I'm not good at this dating stuff. I don't think I'm high maintenance. I don't ask for a lot. A 'Hey I'm sorry I have been in touch, things have been crazy' so I might at least feel worth five lousy minutes of one's time. Whether it's social retardation or just plain inconsiderateness, I swim in a big enough sea of self-doubt without bullshit like that. But, me, I give the benefit of the doubt, because I fear that being distrustful will mean that I've reached that level I never want to reach... the bitter jaded man-hating divorcee.

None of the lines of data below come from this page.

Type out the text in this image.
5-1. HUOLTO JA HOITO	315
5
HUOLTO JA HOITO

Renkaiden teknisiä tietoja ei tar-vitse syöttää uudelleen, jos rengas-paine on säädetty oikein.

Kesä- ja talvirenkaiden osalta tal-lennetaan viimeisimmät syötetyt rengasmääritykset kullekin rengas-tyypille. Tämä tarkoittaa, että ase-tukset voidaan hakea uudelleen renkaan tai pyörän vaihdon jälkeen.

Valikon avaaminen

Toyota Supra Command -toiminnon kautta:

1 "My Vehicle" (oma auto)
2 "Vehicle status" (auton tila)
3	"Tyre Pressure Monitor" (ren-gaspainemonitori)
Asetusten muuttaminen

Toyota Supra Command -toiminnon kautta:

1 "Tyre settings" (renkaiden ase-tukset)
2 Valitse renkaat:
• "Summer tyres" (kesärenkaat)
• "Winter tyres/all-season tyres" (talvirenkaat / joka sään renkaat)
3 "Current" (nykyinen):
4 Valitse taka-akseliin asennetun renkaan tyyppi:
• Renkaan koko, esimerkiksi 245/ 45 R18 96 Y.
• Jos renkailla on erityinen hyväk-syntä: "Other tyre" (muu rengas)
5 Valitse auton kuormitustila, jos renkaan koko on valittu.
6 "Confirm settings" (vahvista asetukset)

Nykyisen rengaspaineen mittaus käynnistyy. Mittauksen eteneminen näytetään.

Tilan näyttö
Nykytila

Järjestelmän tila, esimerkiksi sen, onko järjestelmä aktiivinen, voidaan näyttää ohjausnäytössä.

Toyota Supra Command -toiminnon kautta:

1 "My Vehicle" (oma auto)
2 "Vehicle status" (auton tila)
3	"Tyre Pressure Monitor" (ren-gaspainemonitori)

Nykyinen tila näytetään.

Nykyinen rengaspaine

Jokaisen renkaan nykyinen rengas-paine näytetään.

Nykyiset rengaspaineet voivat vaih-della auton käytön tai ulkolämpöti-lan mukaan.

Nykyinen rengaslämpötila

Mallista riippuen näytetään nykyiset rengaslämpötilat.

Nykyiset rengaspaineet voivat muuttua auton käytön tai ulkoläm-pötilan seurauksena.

So I give the benefit of the doubt. and I give it and give it. I have a lot of dealbreakers, which I haven't had to deal with, I don't tend to wind up with alchoholics, drug addicts or wife-beaters, but I seem to be drawn to fractured people with issues. People who have been hurt in the past as I have, and it winds up working like magnets of the same poles deflecting each other in the hopes of not getting hurt.
Bah. I don't know, I ramble. Once again, although I stick to my guns (I'm not chasing this time. He can come to me when he's ready) on some levels, I accomodate on others. The opportunity for another chance is there, I suppose, but there's a definite best before date on this offer. In the meantime, I'm doing my own thing. I'm done emotionally investing in something like this if I'm not being met dollar for metaphorical dollar.
Fuck, I don't even know what I am talking about, I just know I felt more content and a lot less anxious when I was status: single than no status at all.